Seventeen states already have or are considering legislation that would ensure that ultrasound viewing is available to women considering abortion. But South Carolina would be the first to make the viewing mandatory.

Those advancing the legislation feel that the state must guarantee that women considering abortion have all available relevant information before making this life-changing decision. The powerful images that ultrasound makes possible are surely relevant. I support this view and support the legislation.

Anyone who follows me and my work knows that I am staunchly "pro-life." I aggressively support and work with the nationwide crisis-pregnancy-center movement that counsels women considering abortion, encourages them to have their children and helps them with their lives after they give birth.

From the vantage point of we who deeply care about the abortion debate, there isn't much in the way of shades of gray. It's black and white _ a clashing of fundamentally different worldviews. Which is why the emotions run so deep.

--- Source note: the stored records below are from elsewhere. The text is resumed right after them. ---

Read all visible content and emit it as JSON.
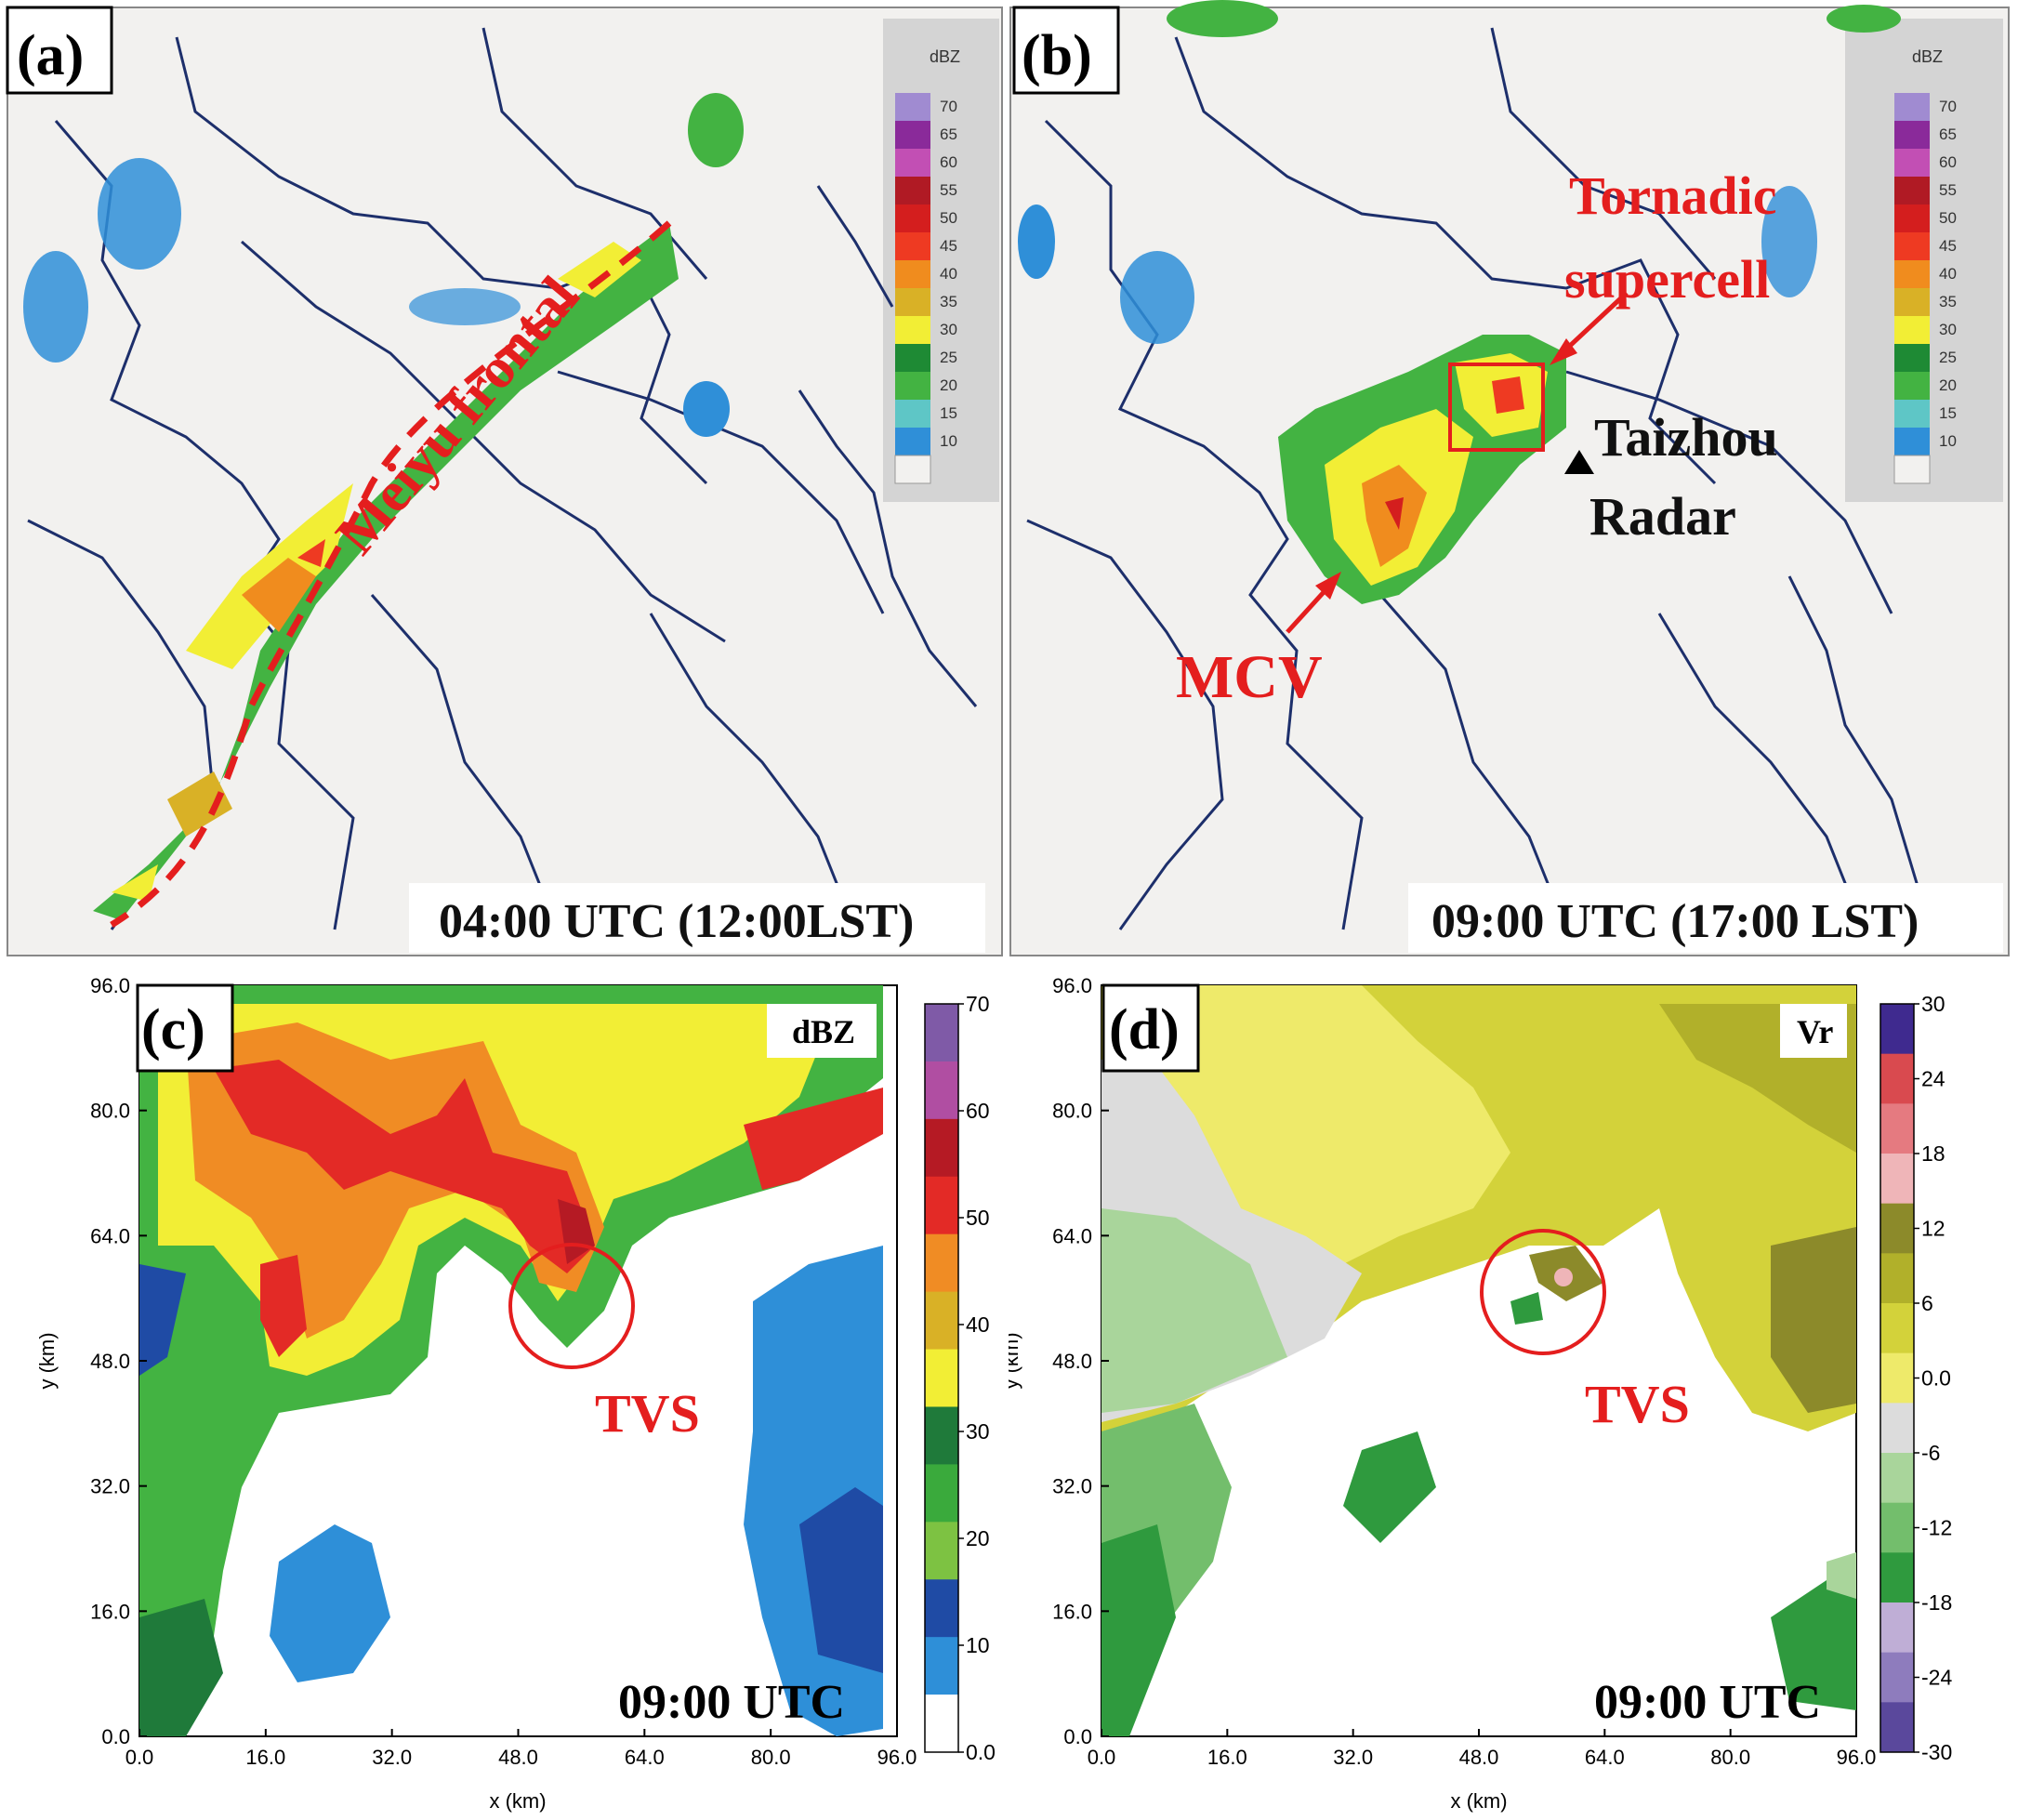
{
  "chart_data": [
    {
      "type": "heatmap",
      "panel_label": "(a)",
      "time_label": "04:00 UTC (12:00LST)",
      "legend_unit": "dBZ",
      "legend_levels": [
        "70",
        "65",
        "60",
        "55",
        "50",
        "45",
        "40",
        "35",
        "30",
        "25",
        "20",
        "15",
        "10"
      ],
      "legend_colors": [
        "#a08bd1",
        "#8a2a9a",
        "#c24fb4",
        "#b01a24",
        "#d41e1e",
        "#ee3a22",
        "#f08c1e",
        "#d9b126",
        "#f2ee35",
        "#1e8a34",
        "#43b342",
        "#5ec6c6",
        "#2f8fd8",
        ""
      ],
      "annotations": [
        "Meiyu frontal"
      ]
    },
    {
      "type": "heatmap",
      "panel_label": "(b)",
      "time_label": "09:00 UTC (17:00 LST)",
      "legend_unit": "dBZ",
      "legend_levels": [
        "70",
        "65",
        "60",
        "55",
        "50",
        "45",
        "40",
        "35",
        "30",
        "25",
        "20",
        "15",
        "10"
      ],
      "annotations": [
        "Tornadic",
        "supercell",
        "Taizhou",
        "Radar",
        "MCV"
      ]
    },
    {
      "type": "heatmap",
      "panel_label": "(c)",
      "time_label": "09:00 UTC",
      "field": "dBZ",
      "xlabel": "x (km)",
      "ylabel": "y (km)",
      "xlim": [
        0,
        96
      ],
      "ylim": [
        0,
        96
      ],
      "xticks": [
        "0.0",
        "16.0",
        "32.0",
        "48.0",
        "64.0",
        "80.0",
        "96.0"
      ],
      "yticks": [
        "0.0",
        "16.0",
        "32.0",
        "48.0",
        "64.0",
        "80.0",
        "96.0"
      ],
      "colorbar_ticks": [
        "70",
        "60",
        "50",
        "40",
        "30",
        "20",
        "10",
        "0.0"
      ],
      "colorbar_colors": [
        "#7f5aa7",
        "#b04ea2",
        "#b51a24",
        "#e32a26",
        "#f08c24",
        "#d9b126",
        "#f2ee35",
        "#1f7a3a",
        "#3aaa3c",
        "#7dc242",
        "#1f4ba5",
        "#2e8fd8",
        "#ffffff"
      ],
      "annotations": [
        "TVS"
      ]
    },
    {
      "type": "heatmap",
      "panel_label": "(d)",
      "time_label": "09:00 UTC",
      "field": "Vr",
      "xlabel": "x (km)",
      "ylabel": "y (km)",
      "xlim": [
        0,
        96
      ],
      "ylim": [
        0,
        96
      ],
      "xticks": [
        "0.0",
        "16.0",
        "32.0",
        "48.0",
        "64.0",
        "80.0",
        "96.0"
      ],
      "yticks": [
        "0.0",
        "16.0",
        "32.0",
        "48.0",
        "64.0",
        "80.0",
        "96.0"
      ],
      "colorbar_ticks": [
        "30",
        "24",
        "18",
        "12",
        "6",
        "0.0",
        "-6",
        "-12",
        "-18",
        "-24",
        "-30"
      ],
      "colorbar_colors": [
        "#3f2a8f",
        "#d94a4f",
        "#e57a80",
        "#efb5b8",
        "#8c8a2a",
        "#b1b02a",
        "#d3d23a",
        "#eeea6a",
        "#dcdcdc",
        "#a9d59b",
        "#73be6c",
        "#2f9a3e",
        "#bfaed6",
        "#8e7cbd",
        "#5a489c"
      ],
      "annotations": [
        "TVS"
      ]
    }
  ]
}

An increasing number of crisis-pregnancy centers now have ultrasound equipment that allows clients to see the child developing within them. Their experience shows that there is little question that this materially impacts the decision that women make. Centers report that anywhere from 62 percent up to 95 percent of women who had intended to abort changed their minds after seeing the images.

Assuming that these statistics are accurate, the question remains whether these young women changed their minds because their perceptions of the reality with which they were dealing changed, or because they were intimidated or emotionally blackmailed.

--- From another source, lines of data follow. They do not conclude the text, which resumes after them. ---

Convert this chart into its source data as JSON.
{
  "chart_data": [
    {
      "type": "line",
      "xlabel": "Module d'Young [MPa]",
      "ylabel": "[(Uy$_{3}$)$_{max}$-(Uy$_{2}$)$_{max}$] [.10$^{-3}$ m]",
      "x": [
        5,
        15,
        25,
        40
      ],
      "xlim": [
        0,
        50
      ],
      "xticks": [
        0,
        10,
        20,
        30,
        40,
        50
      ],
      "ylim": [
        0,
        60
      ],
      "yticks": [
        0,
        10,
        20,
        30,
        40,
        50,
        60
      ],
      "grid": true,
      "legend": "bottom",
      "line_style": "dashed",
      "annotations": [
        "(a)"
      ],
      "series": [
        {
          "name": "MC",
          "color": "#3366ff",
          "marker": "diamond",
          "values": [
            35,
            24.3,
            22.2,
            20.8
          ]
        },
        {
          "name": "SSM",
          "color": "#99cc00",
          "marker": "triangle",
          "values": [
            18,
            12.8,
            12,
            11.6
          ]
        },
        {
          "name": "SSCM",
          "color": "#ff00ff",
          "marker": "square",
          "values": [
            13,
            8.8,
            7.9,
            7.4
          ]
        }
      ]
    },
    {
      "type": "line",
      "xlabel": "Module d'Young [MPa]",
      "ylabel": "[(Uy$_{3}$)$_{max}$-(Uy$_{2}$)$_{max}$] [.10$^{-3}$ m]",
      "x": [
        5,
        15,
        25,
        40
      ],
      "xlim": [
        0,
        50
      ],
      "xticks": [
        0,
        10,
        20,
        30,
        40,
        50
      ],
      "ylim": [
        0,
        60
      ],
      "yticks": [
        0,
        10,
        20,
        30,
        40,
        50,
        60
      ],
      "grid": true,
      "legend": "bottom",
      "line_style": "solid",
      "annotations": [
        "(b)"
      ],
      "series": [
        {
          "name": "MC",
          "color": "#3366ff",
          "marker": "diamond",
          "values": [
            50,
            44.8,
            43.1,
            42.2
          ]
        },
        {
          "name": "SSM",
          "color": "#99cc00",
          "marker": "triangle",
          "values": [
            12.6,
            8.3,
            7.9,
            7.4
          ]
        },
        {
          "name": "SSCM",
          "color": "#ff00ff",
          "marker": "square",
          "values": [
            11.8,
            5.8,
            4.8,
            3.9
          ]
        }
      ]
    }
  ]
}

Intimidation or blackmail implies some kind of threat. What exactly might that threat be?

You might say that a young woman with a pregnancy she did not intend is emotionally vulnerable. I would agree with that.

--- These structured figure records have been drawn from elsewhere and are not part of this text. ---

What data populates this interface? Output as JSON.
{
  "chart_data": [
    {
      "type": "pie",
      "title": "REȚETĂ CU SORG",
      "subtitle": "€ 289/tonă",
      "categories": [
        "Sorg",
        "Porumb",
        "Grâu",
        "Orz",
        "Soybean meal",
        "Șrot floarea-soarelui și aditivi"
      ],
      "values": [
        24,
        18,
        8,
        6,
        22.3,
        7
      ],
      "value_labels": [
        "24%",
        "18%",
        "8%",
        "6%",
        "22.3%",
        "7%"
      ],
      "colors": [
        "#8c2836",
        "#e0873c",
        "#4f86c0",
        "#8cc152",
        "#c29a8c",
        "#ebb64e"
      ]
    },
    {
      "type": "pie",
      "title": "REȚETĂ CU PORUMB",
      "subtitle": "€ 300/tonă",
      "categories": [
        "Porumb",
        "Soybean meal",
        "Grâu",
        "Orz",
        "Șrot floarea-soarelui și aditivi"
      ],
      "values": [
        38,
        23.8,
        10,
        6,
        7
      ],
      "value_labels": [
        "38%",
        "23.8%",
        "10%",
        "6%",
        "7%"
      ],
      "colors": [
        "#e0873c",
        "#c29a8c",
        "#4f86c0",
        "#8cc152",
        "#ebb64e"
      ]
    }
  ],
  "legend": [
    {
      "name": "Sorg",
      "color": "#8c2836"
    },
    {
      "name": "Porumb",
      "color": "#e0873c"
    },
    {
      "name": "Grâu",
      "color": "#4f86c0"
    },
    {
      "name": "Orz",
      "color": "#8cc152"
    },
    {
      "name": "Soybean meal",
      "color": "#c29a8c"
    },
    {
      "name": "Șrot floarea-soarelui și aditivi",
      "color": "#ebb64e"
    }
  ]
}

It's exactly why statements from the NARAL universe that portray these young women ("fully capable of asking their doctor for information they need") as cool, sober and rational, calculating the equivalent of whether or not to have a wart removed, or to get a Botox injection, are so ludicrous.

As any woman can tell you, instincts and intuition are powerful. These women are stressed because they know that suddenly the decision they have to make is not casual. That it is deeply meaningful and gravely important. Chances are, if they had the tools at their disposal to make a proper decision, they would not be in the situation they are in to begin with.

In South Carolina, as in the nation as a whole, about half the abortions that are performed are on women under 24. Around 17 percent are on women under age 19.

What kind of sense can it possibly make to suggest that a young woman, who we don't think is old enough to vote or go into a liquor store and buy beer, has the resources on her own to understand the implications of aborting a child? Is there some absence of proportion here?

A woman in her 40s may not remember who taught her math in high school, but she'll never forget the abortion she had. Why?

Knowledge comes to us through different paths. We hear and read words. But visual images are something else. Why, when we realize something we had been indifferent to or unaware of, do we say our "eyes were opened"?

More eyes are opening in our country today and realizing that freedom is not tantamount to meaninglessness.

When these young women see fingers, toes and a beating heart, they understand the emerging life within them. This is a profound moment of personal growth. It's what causes their change and opens the door to their own rebirth and a life with new possibilities.

As in the words of the great hymn, "Amazing Grace": "Was blind, but now I see."

Sanford and the South Carolina legislature provide a model of leadership and human responsibility toward which the rest of the nation should take a long, careful and hard look.